Scoring your project’s security

Autumn and Justin are joined by Chris Swan to discuss tech industry trends like AI and sustainability, gamifying the software development process and motivating devs to write more secure code, OpenSSF Scorecards and how they offer a way to measure and improve the security and compliance of GitHub repos, the scoring system, and the security posture of a repository.

Mar 9, 20241h 23m

Hybrid infrastructure load balancing

Wanny Morellato & Deepak Mohandas from Kong join Justin & Autumn to discuss building, testing & running a load balancer that can run anywhere.

Mar 1, 20241h 6m

Shipping in SPAAAACCEEE

What do you do when your infrastructure runs 1000 miles away and you only have access every 90 minutes?

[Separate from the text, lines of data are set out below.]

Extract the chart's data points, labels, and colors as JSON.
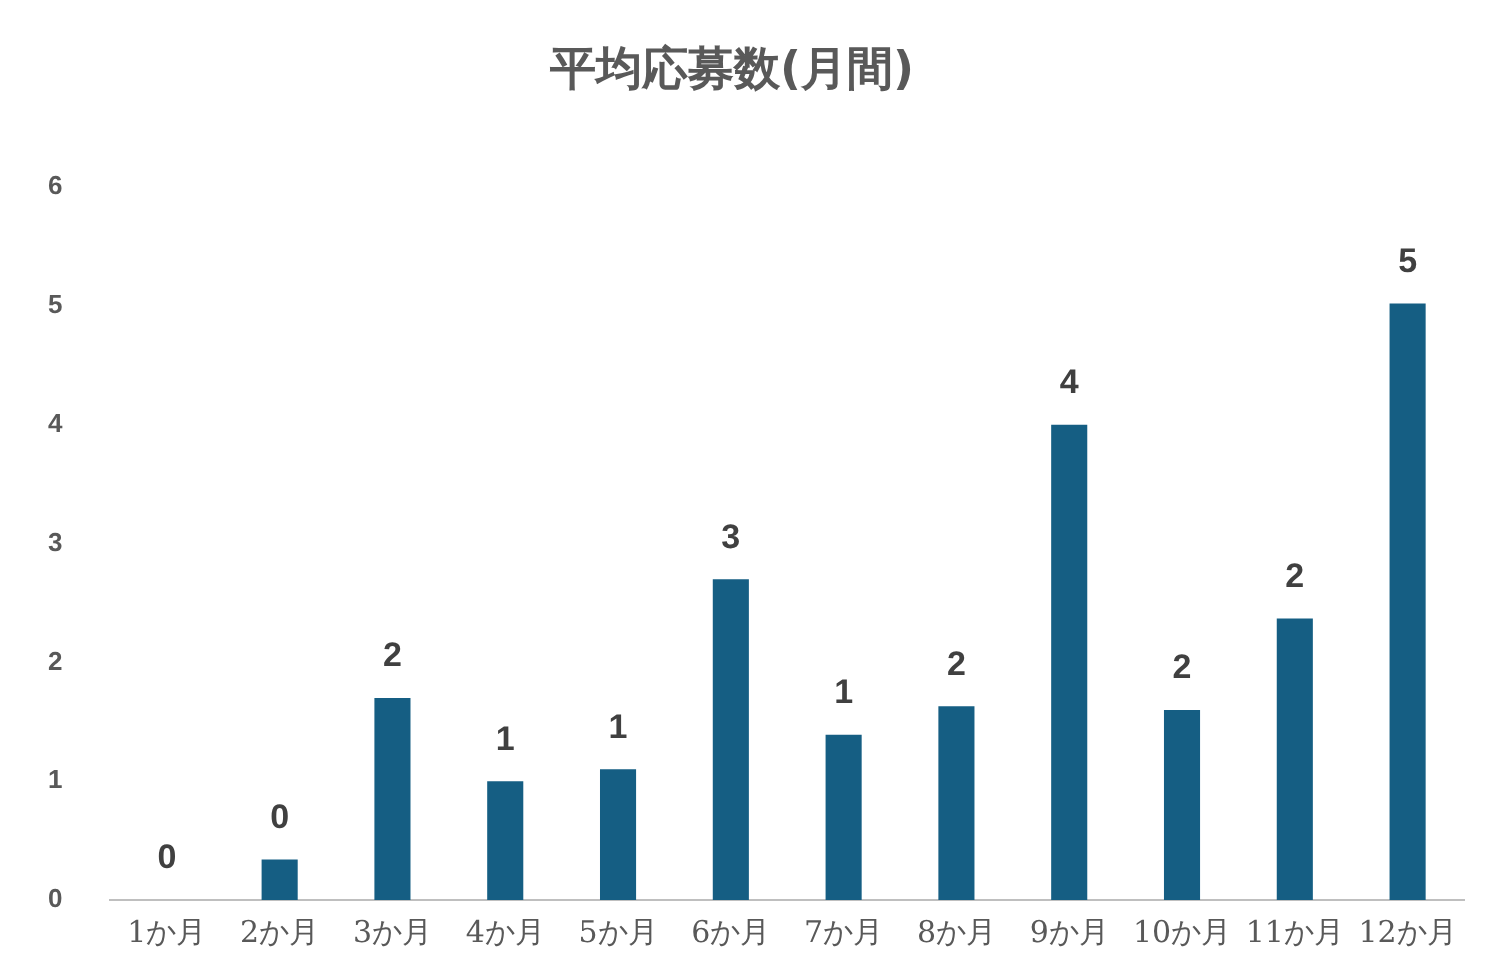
{
  "chart_data": {
    "type": "bar",
    "title": "平均応募数(月間)",
    "categories": [
      "1か月",
      "2か月",
      "3か月",
      "4か月",
      "5か月",
      "6か月",
      "7か月",
      "8か月",
      "9か月",
      "10か月",
      "11か月",
      "12か月"
    ],
    "values": [
      0,
      0.34,
      1.7,
      1.0,
      1.1,
      2.7,
      1.39,
      1.63,
      4.0,
      1.6,
      2.37,
      5.02
    ],
    "value_labels": [
      "0",
      "0",
      "2",
      "1",
      "1",
      "3",
      "1",
      "2",
      "4",
      "2",
      "2",
      "5"
    ],
    "color": "#155e83",
    "ylim": [
      0,
      6
    ],
    "yticks": [
      0,
      1,
      2,
      3,
      4,
      5,
      6
    ],
    "grid": false,
    "legend": false
  }
}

Find out from Andrew Guenther from Orbital Sidekick.

Feb 23, 20241h 8m

Building containers without Docker

We're back! Jason Hall joins the show to tell Justin & Autumn all about how Chainguard builds hundreds of containers without a single Dockerfile.

Feb 16, 202457 min

Kaizen! Embracing change 🌟

This is our 9th Kaizen with Adam & Jerod. We start today's conversation with the most important thing: embracing change. For Gerhard, this means putting Ship It on hold after this episode. It also means making more time to experiment, maybe try a few of those small bets that we recently talked about with Daniel. Kaizen will continue, we are thinking on the Changelog. Stick around to hear the rest.

Mar 2, 20231h 16m

Rust efficiencies at AWS scale

Tim McNamara is known as New Zealand's Rust guy. He is the author of Rust in Action, and also a Senior Software Engineer at AWS, where he helps other builders with all things Rust. The main reason why Gerhard is intrigued by Rust is the incredible resource frugality. Fewer CPUs means less energy used, which is good for the planet, and good for the monthly bill. This becomes most noticeable at Amazon's scale, when S3, Lambda, CloudFront and other services start adding Rust components.

Feb 16, 20231h 3m

Treat ideas like cattle, not pets

In our ops & infra world, we learn to optimise for redundancy, for mean time to recovery and for graceful degradation. We instinctively recognise single points of failure, and try to mitigate the risks associated with them. For some years now, Daniel Vassallo has been doing the same, but in the context of life & work. Daniel talks about the role of randomness, about learning from small wins & about optimising for a lifestyle that matches your true preferences. Apparently, ideas too should be treated like cattle, not pets.

Feb 2, 20231h 9m

Why we switched to serverless containers

Last September, at the 🇨🇭 Swiss Cloud Native Day, Florian Forster, co-founder & CEO of ZITADEL, talked about why they switched to serverless containers. ZITADEL has a really interesting workload that is both CPU intensive and latency sensitive. On top of this, their users are global, and traffic is bursty. Florian talks about how they evaluated AWS, GCP & Azure before they settled on the platform that met their requirements.

Jan 26, 20231h 8m

Human scale deployments

Lars is big on Elixir. Think apps that scale really well, tend to be monolithic, and have one of the most mature deployment models: self-contained releases & built-in hot code reloading. In episode 7, Gerhard talked to Lars about "Why Kubernetes". There is a follow-up YouTube stream that showed how to automate deploys for an Elixir app using K3s & ArgoCD. More than a year later, how does Lars think about running applications in production? What does simple & straightforward mean to him? Gerhard's favourite: what is "human scale deployments"?